Il progetto “Comincio da tre” si propone obiettivi centrali rispetto al mandato generale relativo all’inclusività: sostenere genitori ed educatori nel processo di educazione all’autonomia dei bambini con grave disabilità visiva fino all’ingresso nella scuola primaria; realizzare interventi educativo-riabilitativi su singoli casi idonei a sviluppare le potenziali autonomie anche con bambini con disabilità aggiuntive; fornire indicazioni e strumenti oggettivi e condivisi ai genitori ed agli educatori per verificare lo sviluppo delle autonomie nel bambino anche con grave disabilità visiva, anche ai fini di un lavoro di rete ed un maggior coinvolgimento nel percorso educativo-riabilitativo.
Nell’ottica dell’integrazione delle professionalità, il progetto vede la collaborazione dello psicologo, dell’esperto in scienze tiflologiche, dell’esperto di autonomia personale e dello psicomotricista.

Progettualità future

L’obiettivo ultimo del Gruppo di Lavoro, costituito presso l’Ordine degli Psicologi del Piemonte, è quello di generare condivisione e competenze fruibili da parte della comunità professionale e di coloro che si occupano del campo specifico oggetto di studio.

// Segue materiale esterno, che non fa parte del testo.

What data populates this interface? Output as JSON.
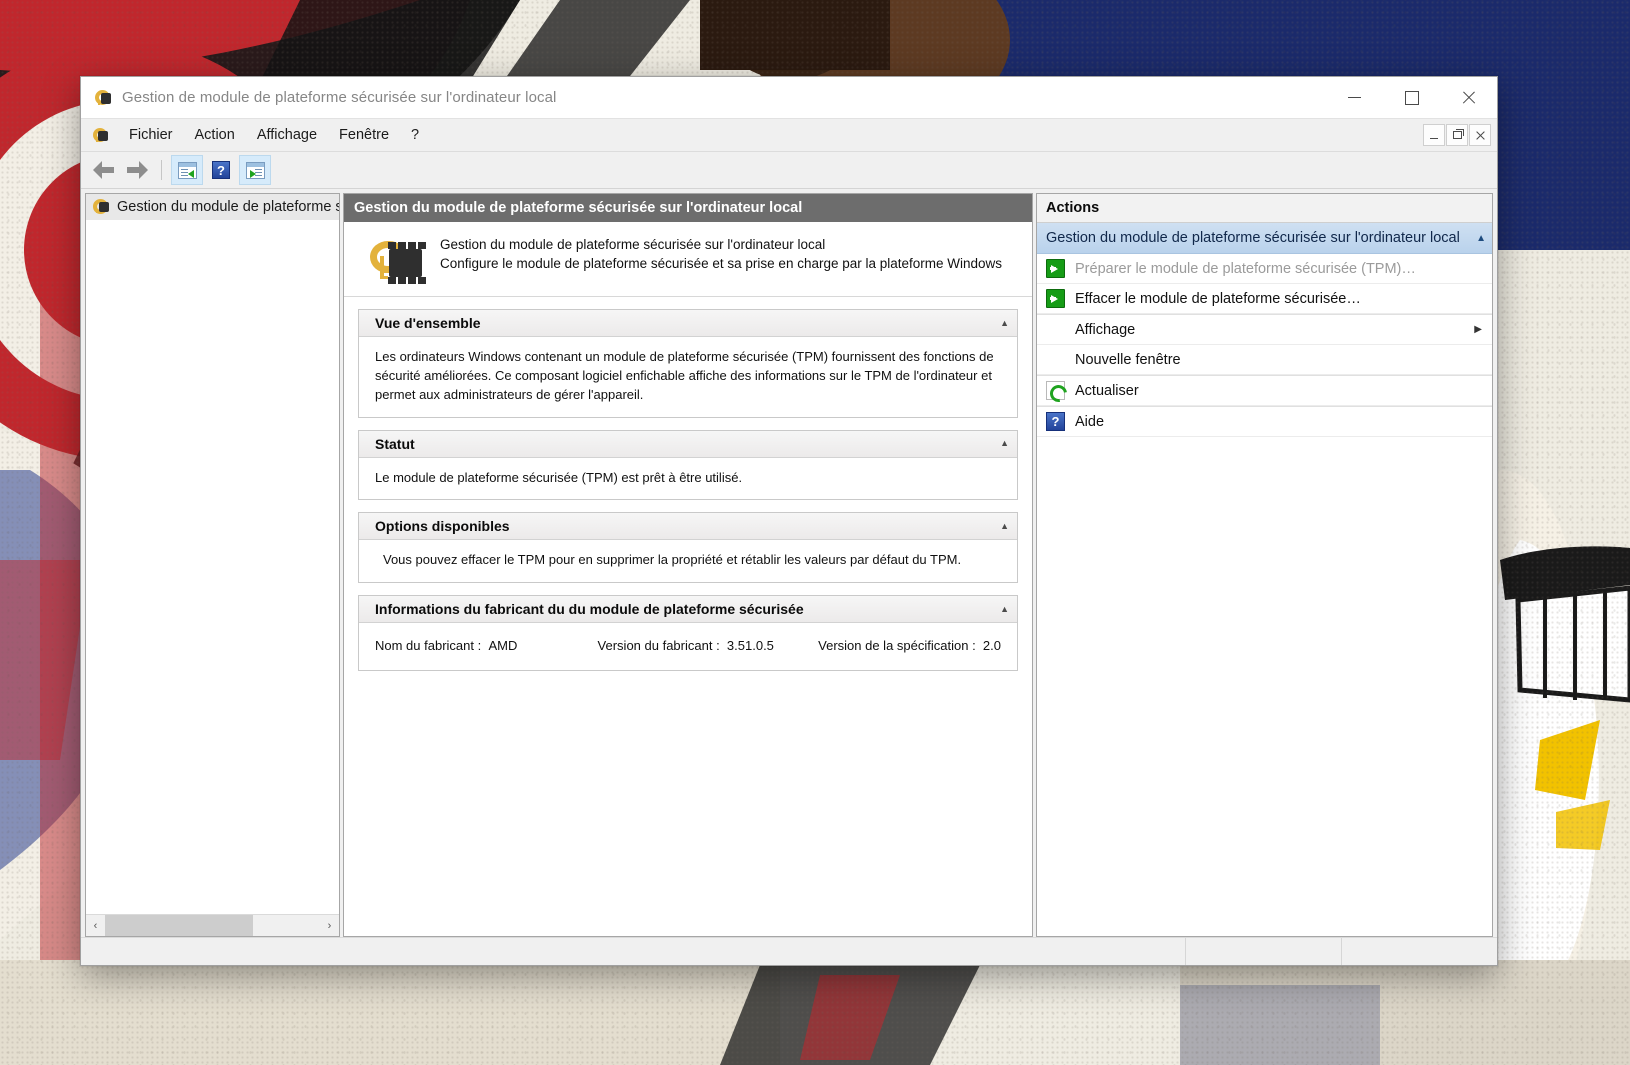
{
  "window": {
    "title": "Gestion de module de plateforme sécurisée sur l'ordinateur local",
    "title_icon": "tpm-icon",
    "controls": {
      "minimize": "minimize-icon",
      "maximize": "maximize-icon",
      "close": "close-icon"
    },
    "mdi_controls": {
      "minimize": "mdi-minimize-icon",
      "restore": "mdi-restore-icon",
      "close": "mdi-close-icon"
    }
  },
  "menubar": {
    "icon": "tpm-icon",
    "items": [
      "Fichier",
      "Action",
      "Affichage",
      "Fenêtre",
      "?"
    ]
  },
  "toolbar": {
    "items": [
      {
        "name": "back-arrow-icon",
        "label": "Précédent"
      },
      {
        "name": "forward-arrow-icon",
        "label": "Suivant"
      },
      {
        "name": "show-hide-tree-icon",
        "label": "Afficher/Masquer l'arborescence",
        "active": true
      },
      {
        "name": "help-icon",
        "label": "Aide",
        "active": false
      },
      {
        "name": "show-hide-action-pane-icon",
        "label": "Afficher/Masquer le volet Actions",
        "active": true
      }
    ]
  },
  "tree": {
    "items": [
      {
        "label": "Gestion du module de plateforme s",
        "icon": "tpm-icon",
        "selected": true
      }
    ],
    "hscroll": {
      "left_arrow": "‹",
      "right_arrow": "›"
    }
  },
  "center": {
    "title": "Gestion du module de plateforme sécurisée sur l'ordinateur local",
    "hero": {
      "icon": "tpm-key-chip-icon",
      "line1": "Gestion du module de plateforme sécurisée sur l'ordinateur local",
      "line2": "Configure le module de plateforme sécurisée et sa prise en charge par la plateforme Windows"
    },
    "sections": [
      {
        "title": "Vue d'ensemble",
        "collapse_icon": "chevron-up-icon",
        "body": "Les ordinateurs Windows contenant un module de plateforme sécurisée (TPM) fournissent des fonctions de sécurité améliorées. Ce composant logiciel enfichable affiche des informations sur le TPM de l'ordinateur et permet aux administrateurs de gérer l'appareil."
      },
      {
        "title": "Statut",
        "collapse_icon": "chevron-up-icon",
        "body": "Le module de plateforme sécurisée (TPM) est prêt à être utilisé."
      },
      {
        "title": "Options disponibles",
        "collapse_icon": "chevron-up-icon",
        "body": "Vous pouvez effacer le TPM pour en supprimer la propriété et rétablir les valeurs par défaut du TPM."
      }
    ],
    "manufacturer": {
      "title": "Informations du fabricant du du module de plateforme sécurisée",
      "collapse_icon": "chevron-up-icon",
      "fields": [
        {
          "label": "Nom du fabricant :",
          "value": "AMD"
        },
        {
          "label": "Version du fabricant :",
          "value": "3.51.0.5"
        },
        {
          "label": "Version de la spécification :",
          "value": "2.0"
        }
      ]
    }
  },
  "actions": {
    "title": "Actions",
    "group": {
      "label": "Gestion du module de plateforme sécurisée sur l'ordinateur local",
      "collapse_icon": "chevron-up-icon"
    },
    "items": [
      {
        "label": "Préparer le module de plateforme sécurisée (TPM)…",
        "icon": "green-arrow-icon",
        "disabled": true,
        "submenu": false
      },
      {
        "label": "Effacer le module de plateforme sécurisée…",
        "icon": "green-arrow-icon",
        "disabled": false,
        "submenu": false
      },
      {
        "label": "Affichage",
        "icon": null,
        "disabled": false,
        "submenu": true,
        "submenu_icon": "chevron-right-icon"
      },
      {
        "label": "Nouvelle fenêtre",
        "icon": null,
        "disabled": false,
        "submenu": false
      },
      {
        "label": "Actualiser",
        "icon": "refresh-icon",
        "disabled": false,
        "submenu": false
      },
      {
        "label": "Aide",
        "icon": "help-icon",
        "disabled": false,
        "submenu": false
      }
    ]
  },
  "statusbar": {
    "text": ""
  },
  "colors": {
    "title_gray": "#868686",
    "center_header_bg": "#6d6d6d",
    "action_group_bg": "#c3d8ee",
    "green_accent": "#169c16",
    "help_blue": "#22439a",
    "key_gold": "#e3b23c"
  }
}
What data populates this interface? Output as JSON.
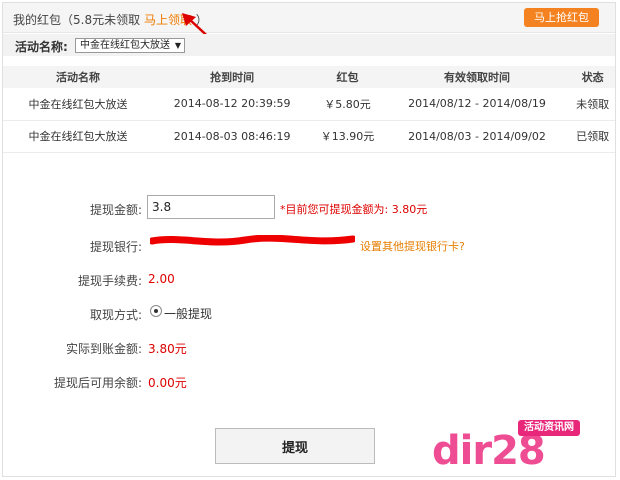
{
  "header": {
    "title_prefix": "我的红包（",
    "summary": "5.8元未领取",
    "claim_link": "马上领取",
    "title_suffix": "）",
    "grab_button": "马上抢红包"
  },
  "filter": {
    "label": "活动名称:",
    "selected": "中金在线红包大放送"
  },
  "table": {
    "columns": [
      "活动名称",
      "抢到时间",
      "红包",
      "有效领取时间",
      "状态"
    ],
    "rows": [
      [
        "中金在线红包大放送",
        "2014-08-12 20:39:59",
        "￥5.80元",
        "2014/08/12 - 2014/08/19",
        "未领取"
      ],
      [
        "中金在线红包大放送",
        "2014-08-03 08:46:19",
        "￥13.90元",
        "2014/08/03 - 2014/09/02",
        "已领取"
      ]
    ]
  },
  "form": {
    "amount_label": "提现金额:",
    "amount_value": "3.8",
    "amount_hint": "*目前您可提现金额为: 3.80元",
    "bank_label": "提现银行:",
    "bank_link": "设置其他提现银行卡?",
    "fee_label": "提现手续费:",
    "fee_value": "2.00",
    "method_label": "取现方式:",
    "method_value": "一般提现",
    "actual_label": "实际到账金额:",
    "actual_value": "3.80元",
    "balance_label": "提现后可用余额:",
    "balance_value": "0.00元",
    "submit": "提现"
  },
  "watermark": {
    "badge": "活动资讯网",
    "text": "dir28"
  },
  "colors": {
    "accent": "#f58220",
    "link": "#e67e00",
    "error": "#dd0000",
    "watermark": "#ee4d93"
  }
}
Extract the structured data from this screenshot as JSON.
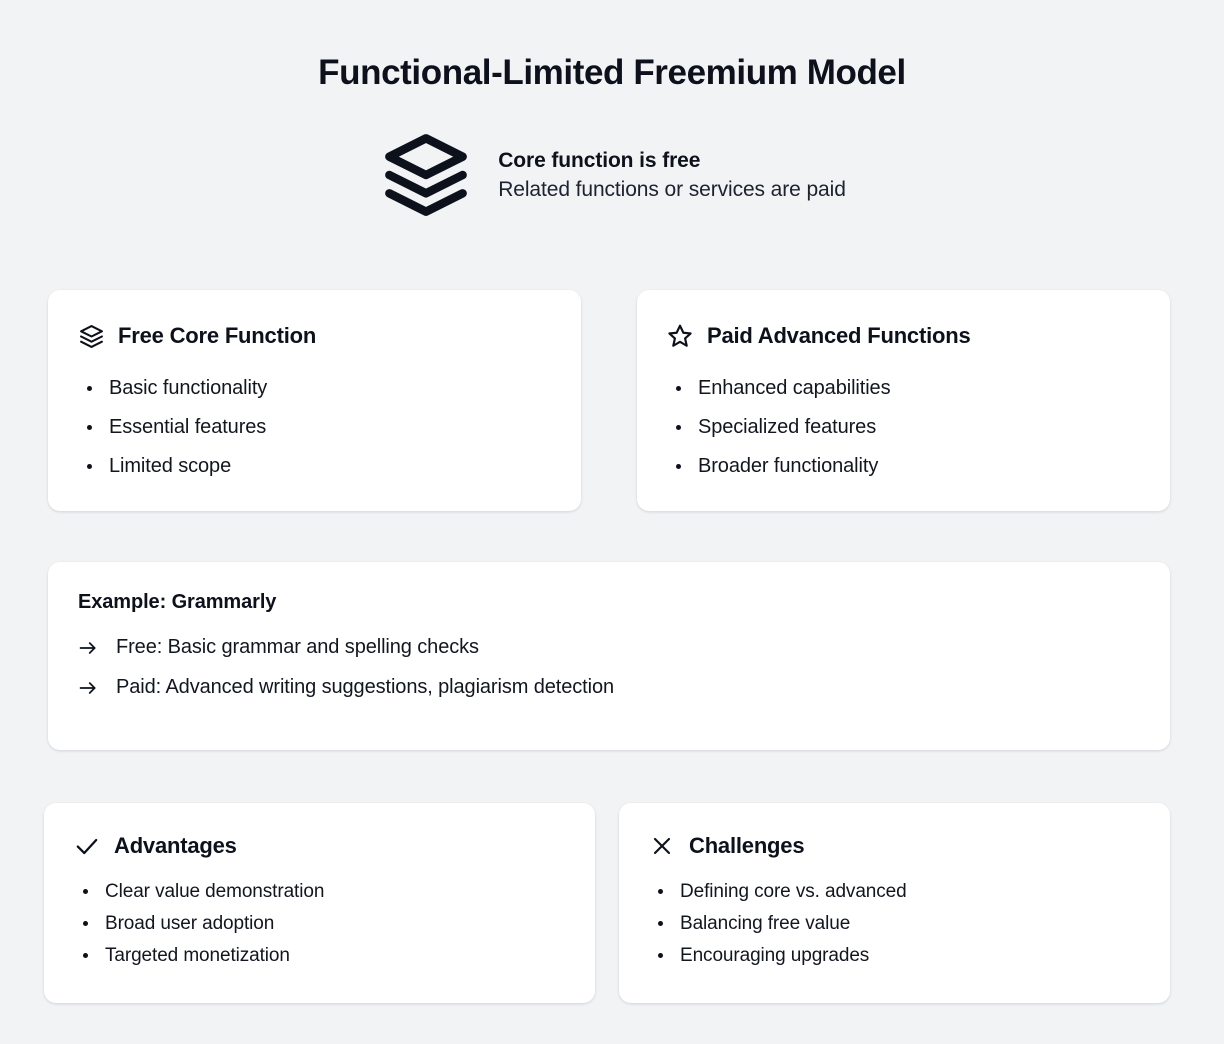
{
  "header": {
    "title": "Functional-Limited Freemium Model",
    "icon": "layers-icon",
    "primary": "Core function is free",
    "secondary": "Related functions or services are paid"
  },
  "cards": {
    "free": {
      "icon": "layers-icon",
      "title": "Free Core Function",
      "items": [
        "Basic functionality",
        "Essential features",
        "Limited scope"
      ]
    },
    "paid": {
      "icon": "star-icon",
      "title": "Paid Advanced Functions",
      "items": [
        "Enhanced capabilities",
        "Specialized features",
        "Broader functionality"
      ]
    },
    "example": {
      "title": "Example: Grammarly",
      "marker": "arrow-right-icon",
      "items": [
        "Free: Basic grammar and spelling checks",
        "Paid: Advanced writing suggestions, plagiarism detection"
      ]
    },
    "advantages": {
      "icon": "check-icon",
      "title": "Advantages",
      "items": [
        "Clear value demonstration",
        "Broad user adoption",
        "Targeted monetization"
      ]
    },
    "challenges": {
      "icon": "close-icon",
      "title": "Challenges",
      "items": [
        "Defining core vs. advanced",
        "Balancing free value",
        "Encouraging upgrades"
      ]
    }
  },
  "colors": {
    "background": "#f1f3f5",
    "card": "#ffffff",
    "text": "#0d111c"
  }
}
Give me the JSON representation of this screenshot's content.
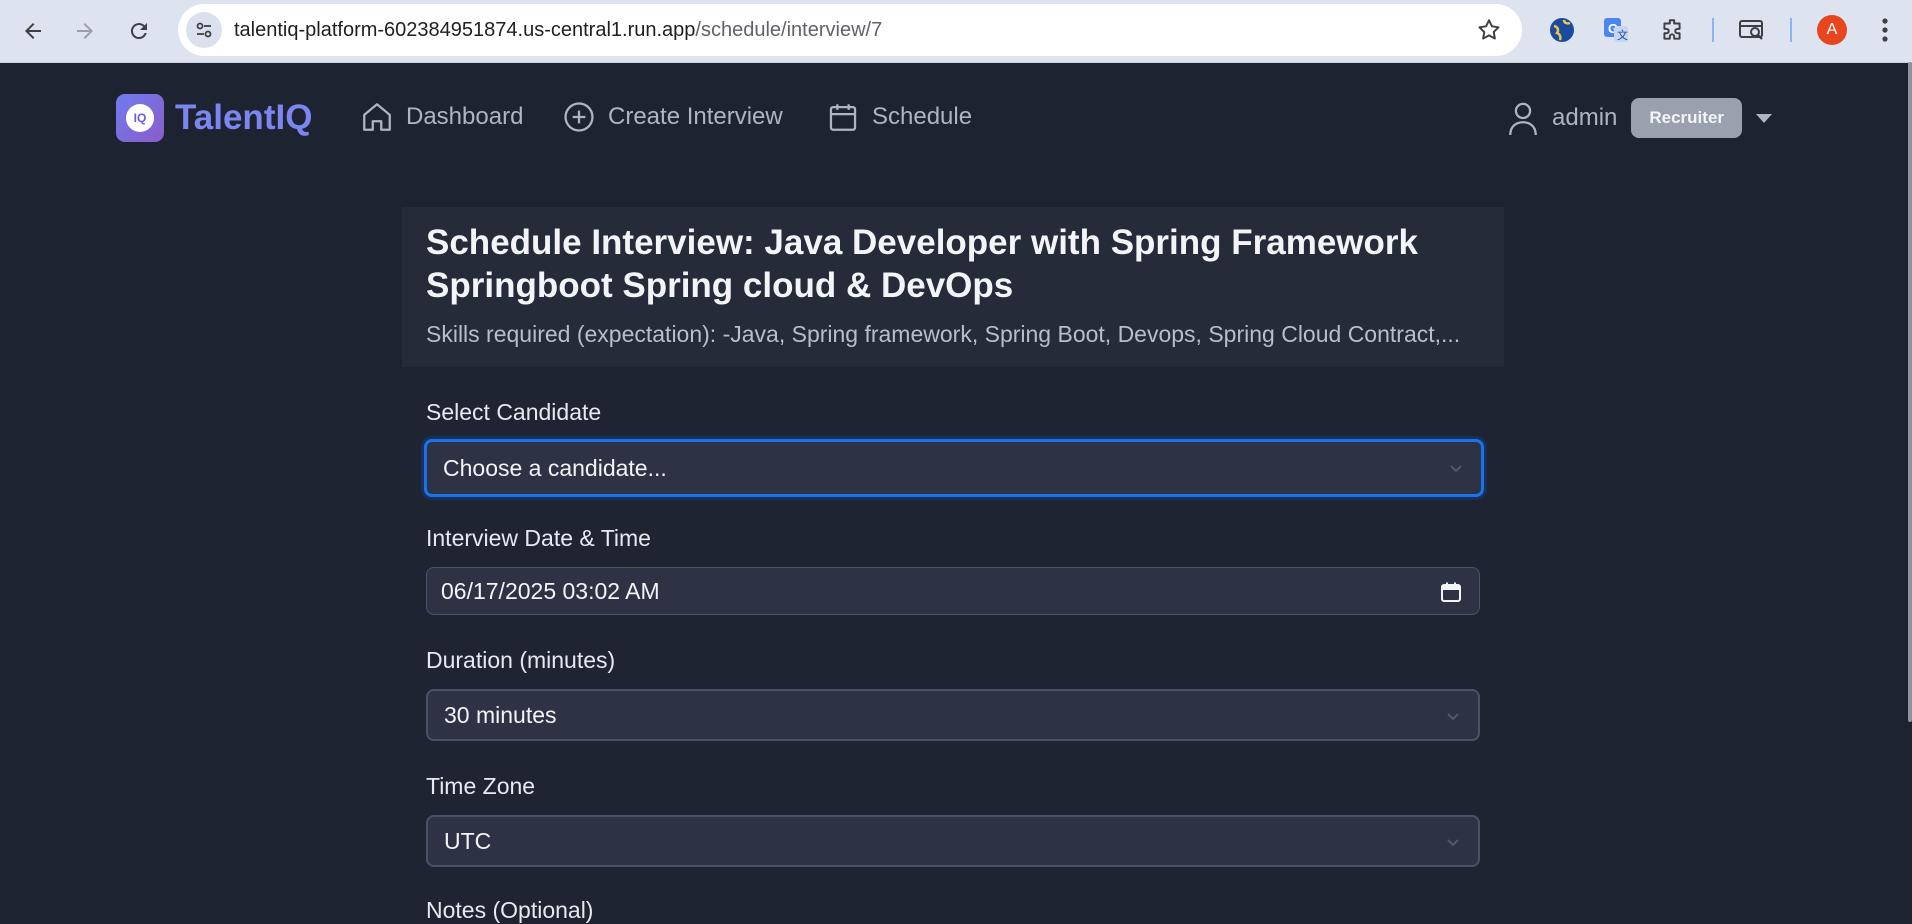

Si è quindi pensato di stendere, con il supporto tecnico-organizzativo dell’Ordine degli Psicologi, un manuale, cartaceo e/o in formato elettronico, contenente lo strumento valutativo predisposto. Il testo, che è in fase di stesura, rappresenterà dunque una guida per i colleghi che lavorano con bambini ciechi o ipovedenti nel predisporre i “bilanci di autonomia” e nel monitorare il livello di sviluppo fisico, psichico, emotivo- affettivo raggiunto e così le autonomie previste per ogni età.
Una parte del manuale sarà dedicata alle dinamiche peculiari che si possono creare tra il bambino con deficit visivo e la sua famiglia, per aiutare i colleghi nel sostegno rivolto ai genitori di bambini con disabilità visiva. Le schede potranno inoltre essere un valido strumento di lavoro per gli educatori esperti in autonomia personale.

Affinché le schede di valutazione possano divenire un appropriato ausilio professionale ne risulta opportuna la validazione, secondo i criteri propri di ogni strumento operativo. A tale scopo, sono stati presi contatti con l’Università degli Studi di Torino.

Barbara Furlano
Psicologa, Psicoterapeuta, Coordinatrice del progetto “Stessa strada per crescere insieme” area territoriale Piemonte-Liguria- Valle d’Aosta. Referente del Gruppo di Lavoro “Autonomie nella disabilità visiva in età evolutiva”, dell’Ordine degli Psicologi del Piemonte.